Einige Mandate halten die Freiheitlichen bis 2022, also auch wenn der Rat die nächste ORF-Führung bestellt – sofern die nächste Regierung nicht rasch am ORF und seinen Gremien schraubt. Auch FPÖ-Stiftungsrat Norbert Steger ist für vier Jahre zum Vorsitzenden des entscheidenden ORF-Gremiums bestellt.

Die 35 Stiftungsräte des ORF bestellen das Management des ORF – derzeit ein Alleingeschäftsführer, der ORF-Generaldirektor sowie Direktoren und Landesdirektoren des öffentlich-rechtlichen Rundfunks. Bei Stimmengleichstand entscheidet die Stimme des Vorsitzenden. Und die Stiftungsräte können Manager des ORF auch absetzen – den Generaldirektor mit Zweidrittelmehrheit.

Entscheidendes Organ

Der Generaldirektor entscheidet über alle weiteren Führungspositionen – Senderchefs, Chefredakteure, Hauptabteilungsleiter. Für jedes Programmschema, für jedes Budget und für jede größere unternehmerische Entscheidung braucht die ORF-Führung eine Mehrheit im Stiftungsrat.

Wenn der Stiftungsrat im Dezember den Finanzplan für 2020 beschließt, dann ist die Mehrheit im Stiftungsrat jedenfalls noch türkis-blau. Auf 15 Mandate von 35 kommt die ÖVP, bürgerliche Unabhängige nicht mitgezählt. Acht haben die Freiheitlichen derzeit – vier auf Regierungsmandaten, drei auf Mandaten des ORF-Publikumsrats und eines der Partei im Nationalrat. Die Grünen sind nicht vertreten, seit sie 2017 den Einzug ins Parlament verpasst haben.

Nun steht ihnen ein Parteimandat von sechs zu. Aber auch wenn sich der Nationalrat schon konstituiert hat, bekommen sie diesen Sitz erst, wenn die nächste Bundesregierung angelobt ist, denn die entsendet formal auch die Parteienvertreter in den Stiftungsrat.

Eine neue Regierung kann auch neun Regierungsvertreter auf dem Küniglberg entsenden.
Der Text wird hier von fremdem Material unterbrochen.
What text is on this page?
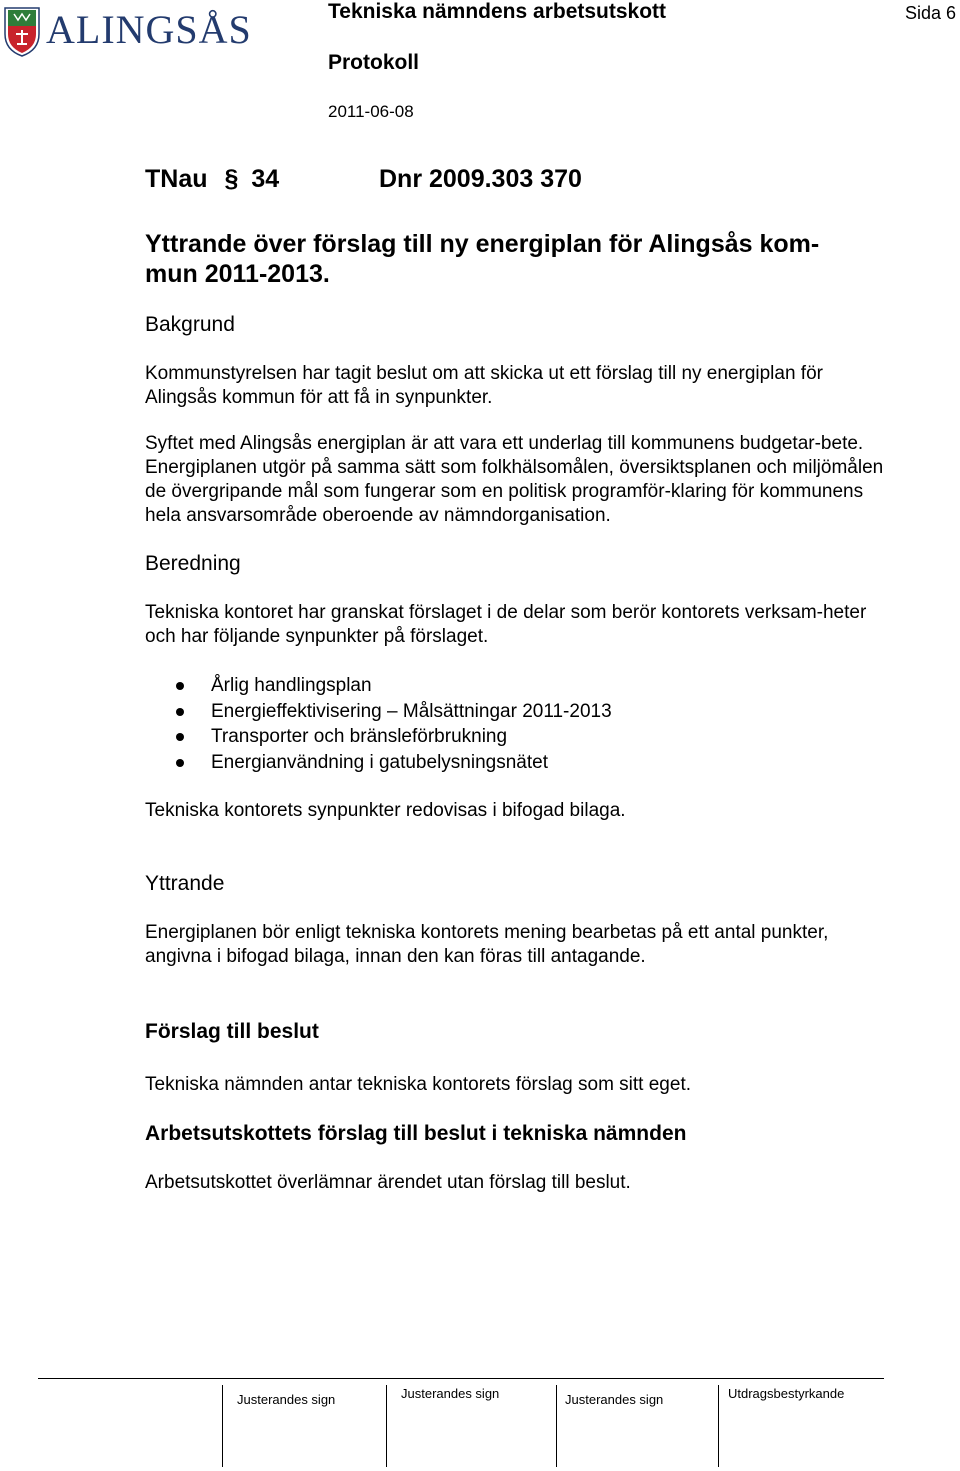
ALINGSÅS	Tekniska nämndens arbetsutskott	Sida 6
Protokoll
2011-06-08
TNau § 34	Dnr 2009.303 370
Yttrande över förslag till ny energiplan för Alingsås kom-
mun 2011-2013.
Bakgrund

Kommunstyrelsen har tagit beslut om att skicka ut ett förslag till ny energiplan för Alingsås kommun för att få in synpunkter.

Syftet med Alingsås energiplan är att vara ett underlag till kommunens budgetar-bete. Energiplanen utgör på samma sätt som folkhälsomålen, översiktsplanen och miljömålen de övergripande mål som fungerar som en politisk programför-klaring för kommunens hela ansvarsområde oberoende av nämndorganisation.

Beredning

Tekniska kontoret har granskat förslaget i de delar som berör kontorets verksam-heter och har följande synpunkter på förslaget.

Årlig handlingsplan
Energieffektivisering – Målsättningar 2011-2013
Transporter och bränsleförbrukning
Energianvändning i gatubelysningsnätet

Tekniska kontorets synpunkter redovisas i bifogad bilaga.

Yttrande

Energiplanen bör enligt tekniska kontorets mening bearbetas på ett antal punkter, angivna i bifogad bilaga, innan den kan föras till antagande.

Förslag till beslut

Tekniska nämnden antar tekniska kontorets förslag som sitt eget.

Arbetsutskottets förslag till beslut i tekniska nämnden

Arbetsutskottet överlämnar ärendet utan förslag till beslut.

Justerandes sign	Justerandes sign	Justerandes sign	Utdragsbestyrkande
Bisher steht es dort vier zu vier plus ein bürgerlicher Unabhängiger.

Die FPÖ erhielt 2017 mit 26 Prozent der Wählerstimmen bei der Nationalratswahl vier Regierungssitze in der Koalition mit der ÖVP – für Fraktionschef Franz Maurer, Gerhard Anderl, Markus Braun und Claudia Hasenöhrl.

Die Grünen mit nun 13,9 Prozent könnten hier weniger Sitze bekommen (und die ÖVP mehr beanspruchen). Bei zwei Regierungsmandaten für die Grünen blieben die Freiheitlichen im Stiftungsrat größer – und die ÖVP könnte alleine auf eine Mehrheit im Stiftungsrat kommen. Bei drei wären FPÖ und Grüne gleich groß.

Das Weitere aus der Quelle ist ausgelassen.